Adept is open-sourcing its small multimodal model Fuyu-8B

Adept has released its multimodal model Fuyu-8B, a smaller version of the proprietary model that powers its platform. Aligning with Adept's mission, Fuyu-8B excels at image understanding capabilities, including screen reading.

Ellie Ramirez-Camara

Adept, the company building a machine learning model that can interact with every software, API, and website available on a computer, has released a small-scale version of the multimodal model behind its product, Fuyu-8B. The base model is available at HuggingFace and was released with a Creative Commons CC-BY-NC license, making it permissible for all uses. The release comes just over a month after Adept released Persimmon-8B, an abbreviated version of its proprietary language model with an open Apache license.
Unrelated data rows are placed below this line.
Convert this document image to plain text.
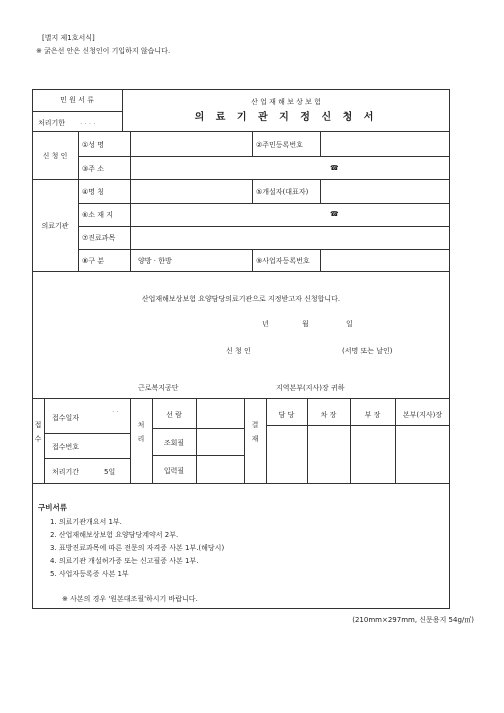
[별지 제1호서식]
※ 굵은선 안은 신청인이 기입하지 않습니다.
민 원 서 류
처리기한 . . . .
산 업 재 해 보 상 보 험
의 료 기 관 지 정 신 청 서
신 청 인
①성 명	②주민등록번호
③주 소	☎
의료기관
④명 칭	⑤개설자(대표자)
⑥소 재 지	☎
⑦진료과목
⑧구 분	양방 · 한방	⑨사업자등록번호
산업재해보상보험 요양담당의료기관으로 지정받고자 신청합니다.
년	월	일
신 청 인	(서명 또는 날인)
근로복지공단	지역본부(지사)장 귀하
접

수
접수일자
. .
접수번호
처리기간	5일
처

리
선 람
조회필
입력필
결

재
담 당	차 장	부 장	본부(지사)장
구비서류
1. 의료기관개요서 1부.
2. 산업재해보상보험 요양담당계약서 2부.
3. 표방진료과목에 따른 전문의 자격증 사본 1부.(해당시)
4. 의료기관 개설허가증 또는 신고필증 사본 1부.
5. 사업자등록증 사본 1부
※ 사본의 경우 '원본대조필'하시기 바랍니다.
(210mm×297mm, 신문용지 54g/㎡)
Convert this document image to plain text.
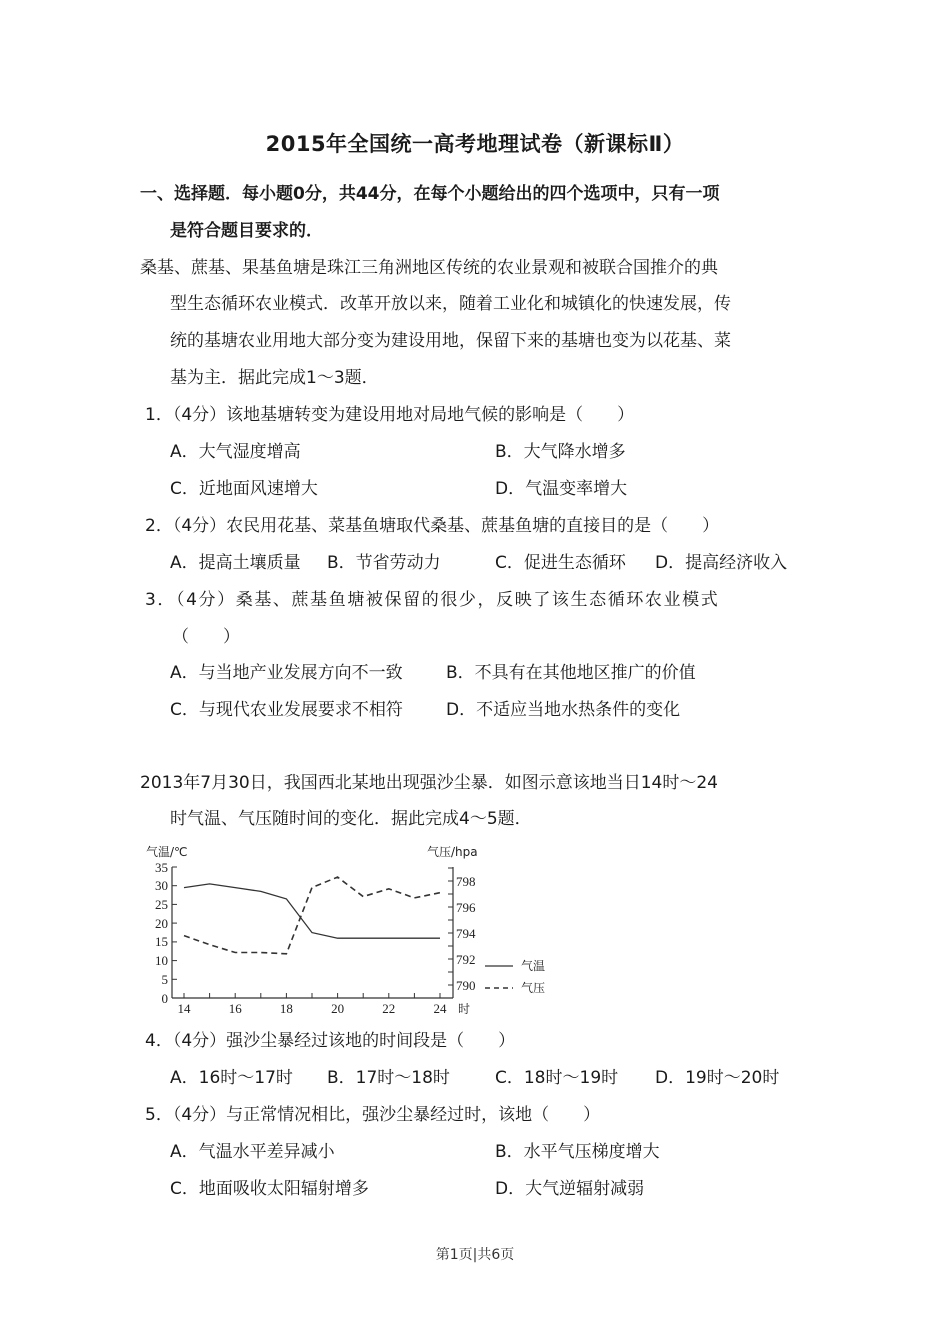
2015年全国统一高考地理试卷（新课标Ⅱ）
一、选择题．每小题0分，共44分，在每个小题给出的四个选项中，只有一项
是符合题目要求的．
桑基、蔗基、果基鱼塘是珠江三角洲地区传统的农业景观和被联合国推介的典
型生态循环农业模式．改革开放以来，随着工业化和城镇化的快速发展，传
统的基塘农业用地大部分变为建设用地，保留下来的基塘也变为以花基、菜
基为主．据此完成1～3题．
1．（4分）该地基塘转变为建设用地对局地气候的影响是（　　）
A．大气湿度增高	B．大气降水增多
C．近地面风速增大	D．气温变率增大
2．（4分）农民用花基、菜基鱼塘取代桑基、蔗基鱼塘的直接目的是（　　）
A．提高土壤质量 B．节省劳动力	C．促进生态循环 D．提高经济收入
3．（4分）桑基、蔗基鱼塘被保留的很少，反映了该生态循环农业模式
（　　）
A．与当地产业发展方向不一致	B．不具有在其他地区推广的价值
C．与现代农业发展要求不相符	D．不适应当地水热条件的变化
2013年7月30日，我国西北某地出现强沙尘暴．如图示意该地当日14时～24
时气温、气压随时间的变化．据此完成4～5题．
气温/℃	气压/hpa
0
5
10
15
20
25
30
35
790
792
794
796
798
14	16	18	20	22	24 时
气温
气压
4．（4分）强沙尘暴经过该地的时间段是（　　）
A．16时～17时 B．17时～18时	C．18时～19时 D．19时～20时
5．（4分）与正常情况相比，强沙尘暴经过时，该地（　　）
A．气温水平差异减小	B．水平气压梯度增大
C．地面吸收太阳辐射增多	D．大气逆辐射减弱
第1页|共6页
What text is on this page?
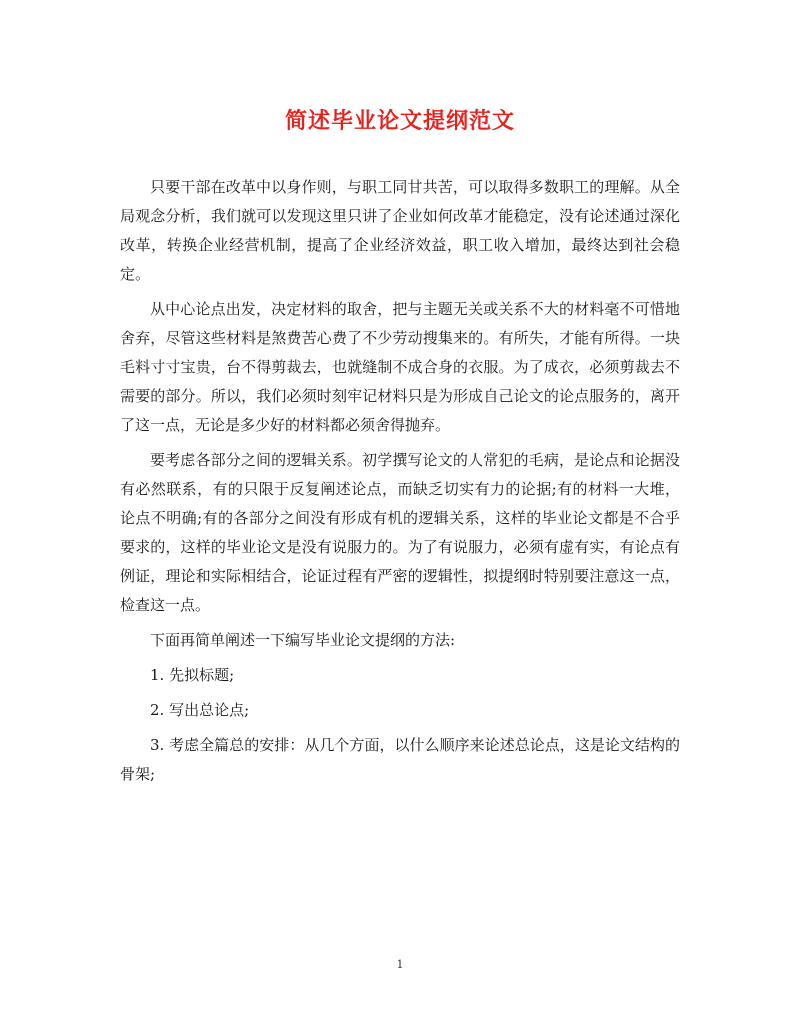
简述毕业论文提纲范文

只要干部在改革中以身作则，与职工同甘共苦，可以取得多数职工的理解。从全局观念分析，我们就可以发现这里只讲了企业如何改革才能稳定，没有论述通过深化改革，转换企业经营机制，提高了企业经济效益，职工收入增加，最终达到社会稳定。

从中心论点出发，决定材料的取舍，把与主题无关或关系不大的材料毫不可惜地舍弃，尽管这些材料是煞费苦心费了不少劳动搜集来的。有所失，才能有所得。一块毛料寸寸宝贵，台不得剪裁去，也就缝制不成合身的衣服。为了成衣，必须剪裁去不需要的部分。所以，我们必须时刻牢记材料只是为形成自己论文的论点服务的，离开了这一点，无论是多少好的材料都必须舍得抛弃。

要考虑各部分之间的逻辑关系。初学撰写论文的人常犯的毛病，是论点和论据没有必然联系，有的只限于反复阐述论点，而缺乏切实有力的论据;有的材料一大堆，论点不明确;有的各部分之间没有形成有机的逻辑关系，这样的毕业论文都是不合乎要求的，这样的毕业论文是没有说服力的。为了有说服力，必须有虚有实，有论点有例证，理论和实际相结合，论证过程有严密的逻辑性，拟提纲时特别要注意这一点，检查这一点。

下面再简单阐述一下编写毕业论文提纲的方法:

1. 先拟标题;

2. 写出总论点;

3. 考虑全篇总的安排：从几个方面，以什么顺序来论述总论点，这是论文结构的骨架;

1
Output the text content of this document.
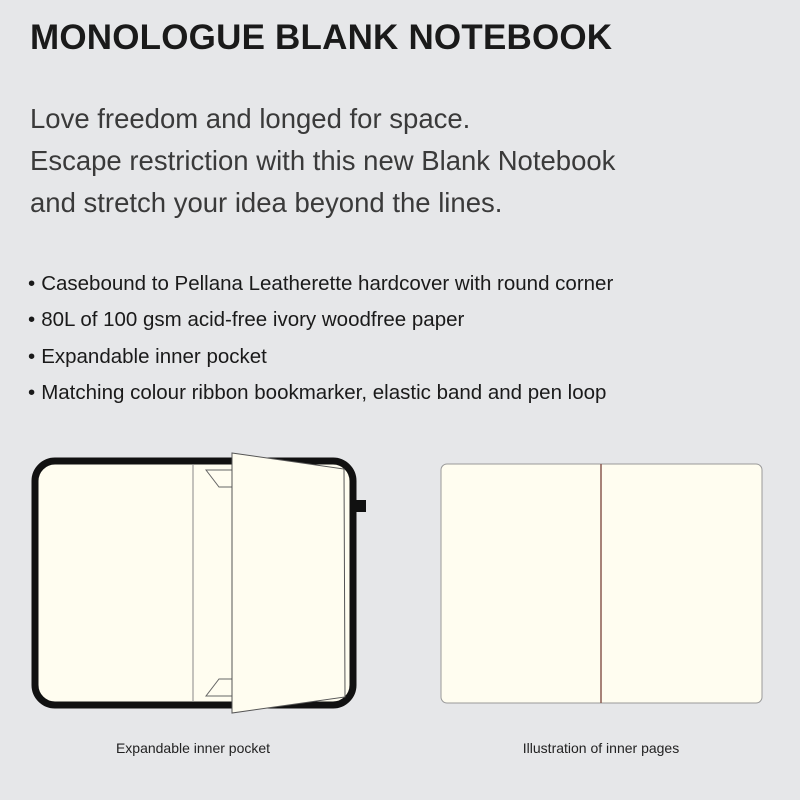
MONOLOGUE BLANK NOTEBOOK
Love freedom and longed for space.
Escape restriction with this new Blank Notebook
and stretch your idea beyond the lines.
• Casebound to Pellana Leatherette hardcover with round corner
• 80L of 100 gsm acid-free ivory woodfree paper
• Expandable inner pocket
• Matching colour ribbon bookmarker, elastic band and pen loop
Expandable inner pocket	Illustration of inner pages
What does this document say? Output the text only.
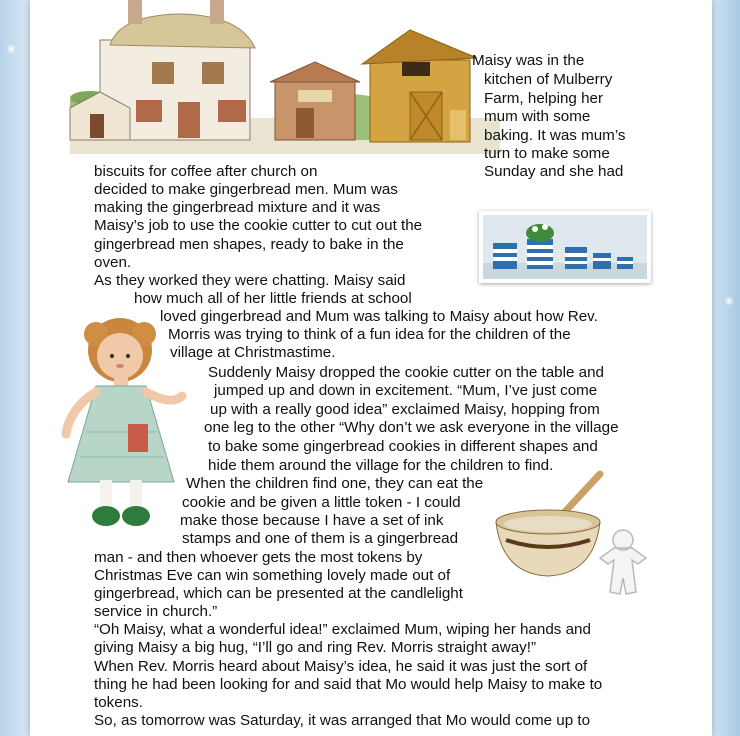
Maisy was in the
kitchen of Mulberry
Farm, helping her
mum with some
baking. It was mum’s
turn to make some
biscuits for coffee after church on	Sunday and she had
decided to make gingerbread men. Mum was
making the gingerbread mixture and it was
Maisy’s job to use the cookie cutter to cut out the
gingerbread men shapes, ready to bake in the
oven.
As they worked they were chatting. Maisy said
how much all of her little friends at school
loved gingerbread and Mum was talking to Maisy about how Rev.
Morris was trying to think of a fun idea for the children of the
village at Christmastime.
Suddenly Maisy dropped the cookie cutter on the table and
jumped up and down in excitement. “Mum, I’ve just come
up with a really good idea” exclaimed Maisy, hopping from
one leg to the other “Why don’t we ask everyone in the village
to bake some gingerbread cookies in different shapes and
hide them around the village for the children to find.
When the children find one, they can eat the
cookie and be given a little token - I could
make those because I have a set of ink
stamps and one of them is a gingerbread
man - and then whoever gets the most tokens by
Christmas Eve can win something lovely made out of
gingerbread, which can be presented at the candlelight
service in church.”
“Oh Maisy, what a wonderful idea!” exclaimed Mum, wiping her hands and
giving Maisy a big hug, “I’ll go and ring Rev. Morris straight away!”
When Rev. Morris heard about Maisy’s idea, he said it was just the sort of
thing he had been looking for and said that Mo would help Maisy to make to
tokens.
So, as tomorrow was Saturday, it was arranged that Mo would come up to
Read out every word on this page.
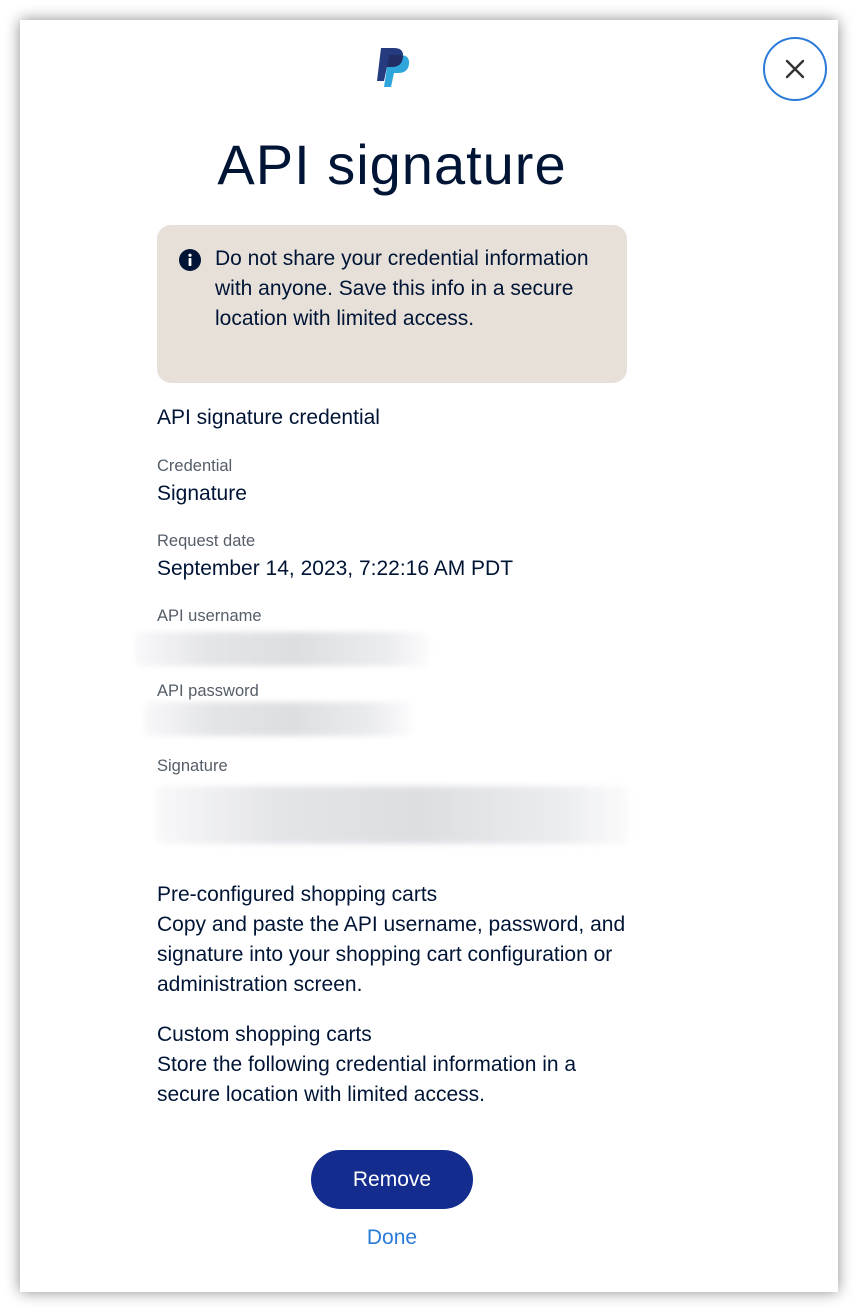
API signature
Do not share your credential information with anyone. Save this info in a secure location with limited access.
API signature credential
Credential
Signature
Request date
September 14, 2023, 7:22:16 AM PDT
API username
API password
Signature
Pre-configured shopping carts
Copy and paste the API username, password, and signature into your shopping cart configuration or administration screen.
Custom shopping carts
Store the following credential information in a secure location with limited access.
Remove
Done
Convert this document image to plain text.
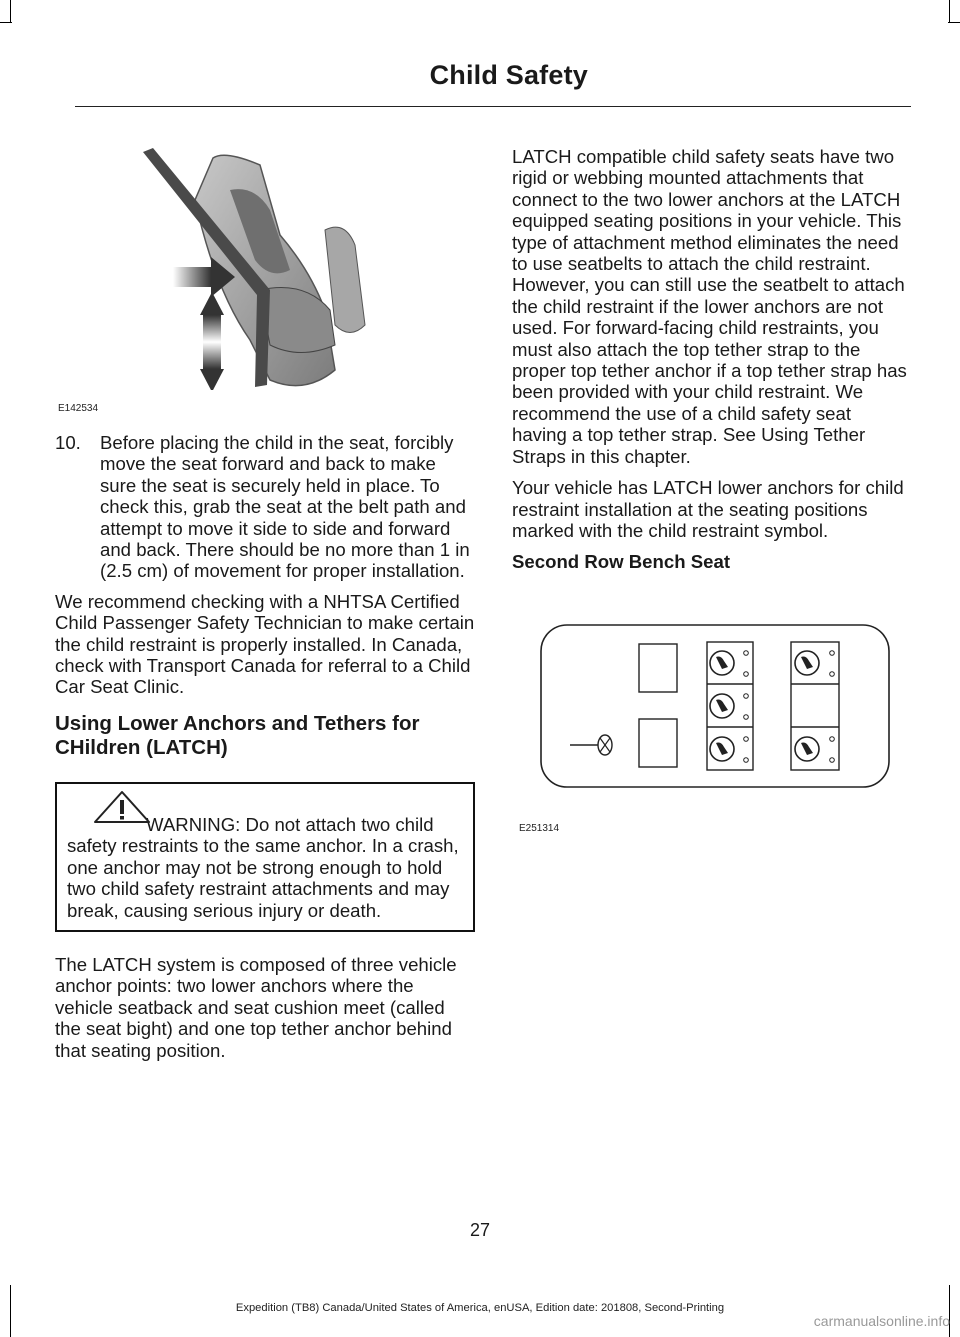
Child Safety
E142534
10.	Before placing the child in the seat, forcibly move the seat forward and back to make sure the seat is securely held in place. To check this, grab the seat at the belt path and attempt to move it side to side and forward and back. There should be no more than 1 in (2.5 cm) of movement for proper installation.

We recommend checking with a NHTSA Certified Child Passenger Safety Technician to make certain the child restraint is properly installed. In Canada, check with Transport Canada for referral to a Child Car Seat Clinic.

Using Lower Anchors and Tethers for CHildren (LATCH)
WARNING: Do not attach two child safety restraints to the same anchor. In a crash, one anchor may not be strong enough to hold two child safety restraint attachments and may break, causing serious injury or death.

The LATCH system is composed of three vehicle anchor points: two lower anchors where the vehicle seatback and seat cushion meet (called the seat bight) and one top tether anchor behind that seating position.

LATCH compatible child safety seats have two rigid or webbing mounted attachments that connect to the two lower anchors at the LATCH equipped seating positions in your vehicle. This type of attachment method eliminates the need to use seatbelts to attach the child restraint. However, you can still use the seatbelt to attach the child restraint if the lower anchors are not used. For forward-facing child restraints, you must also attach the top tether strap to the proper top tether anchor if a top tether strap has been provided with your child restraint. We recommend the use of a child safety seat having a top tether strap. See Using Tether Straps in this chapter.

Your vehicle has LATCH lower anchors for child restraint installation at the seating positions marked with the child restraint symbol.

Second Row Bench Seat
E251314
27
Expedition (TB8) Canada/United States of America, enUSA, Edition date: 201808, Second-Printing
carmanualsonline.info
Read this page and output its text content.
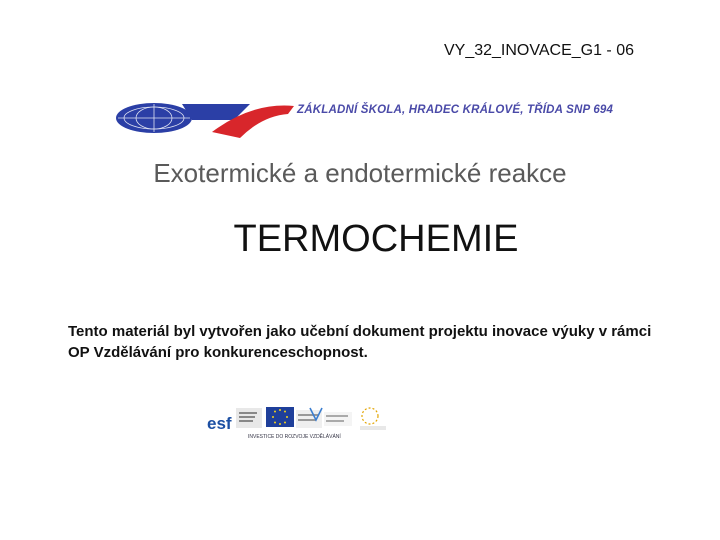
VY_32_INOVACE_G1 - 06
ZÁKLADNÍ ŠKOLA, HRADEC KRÁLOVÉ, TŘÍDA SNP 694
Exotermické a endotermické reakce
TERMOCHEMIE
Tento materiál byl vytvořen jako učební dokument projektu inovace výuky v rámci OP Vzdělávání pro konkurenceschopnost.
esf
INVESTICE DO ROZVOJE VZDĚLÁVÁNÍ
One of the most noteworthy features of Fuyu-8B is that, unlike other multimodal models, it lacks an image encoder. Many multimodal models are connected to an image encoder trained separately from the language model. The encoder is trained on images that it transforms into an appropriate output that the language model can understand. Then, the image encoder and text decoder will be trained together on low-resolution images before optionally undergoing additional hi-resolution training that further extends the model's capacity. Because this is a multi-step affair, both training and scaling these models are often complicated.

Diagram of the Fuyu model architecture. Fuyu is a vanilla decoder-only transformer with no specialized image encoder. Image patches are linearly projected directly into the first layer of the transformer, bypassing the embedding lookup. This simplified architecture supports arbitrary image resolutions, and dramatically simplifies both training and inference.

Fuyu-8B bypasses the encoding stage and processes the images directly through its decoder to simplify the whole training and scaling process. The pictures are broken up into pieces and linearly fed to the decoder. A unique image-newline character signals the relevant line breaks in the picture to the decoder. Besides simplifying the process and speeding things up, bypassing the encoder means the model can be trained with images of varying resolutions simultaneously.

The team at Adept tested Fuyu against PALM-e, PALI-X, QWEN-VL, and LLaVA 1.5 using popular image-understanding and image-captioning benchmarks. One of the most outstanding features of the results is not the numbers that show that Fuyu is a competitive model but rather that the reference answers penalized Fuyu for being too accurate. When presented with an image of a bear playing a snare, the OKVQA benchmark expects the answer drum. Thus, Fuyu scored a 0 for allegedly identifying the instrument incorrectly as a snare. Likewise, when given a picture of Big Ben at nighttime as input, the CIDEr reference captions do not include any reference to Big Ben. As a result, Fuyu is penalized for correctly captioning the image with the phrase A nighttime view of Big Ben and the Houses of Parliament.

Fuyu-8B's announcement includes a variety of examples that showcase the model's capabilities. These go from charts and document understanding, being able to interpret scientific diagrams, to the (upcoming) ability to perform OCR on images and perform localization and QA tasks. Undoubtedly, Fuyu-8B has the potential to be put to impressive applications, and it is a truly enticing sneak peek into the capabilities of the full-sized model that powers Adept's platform.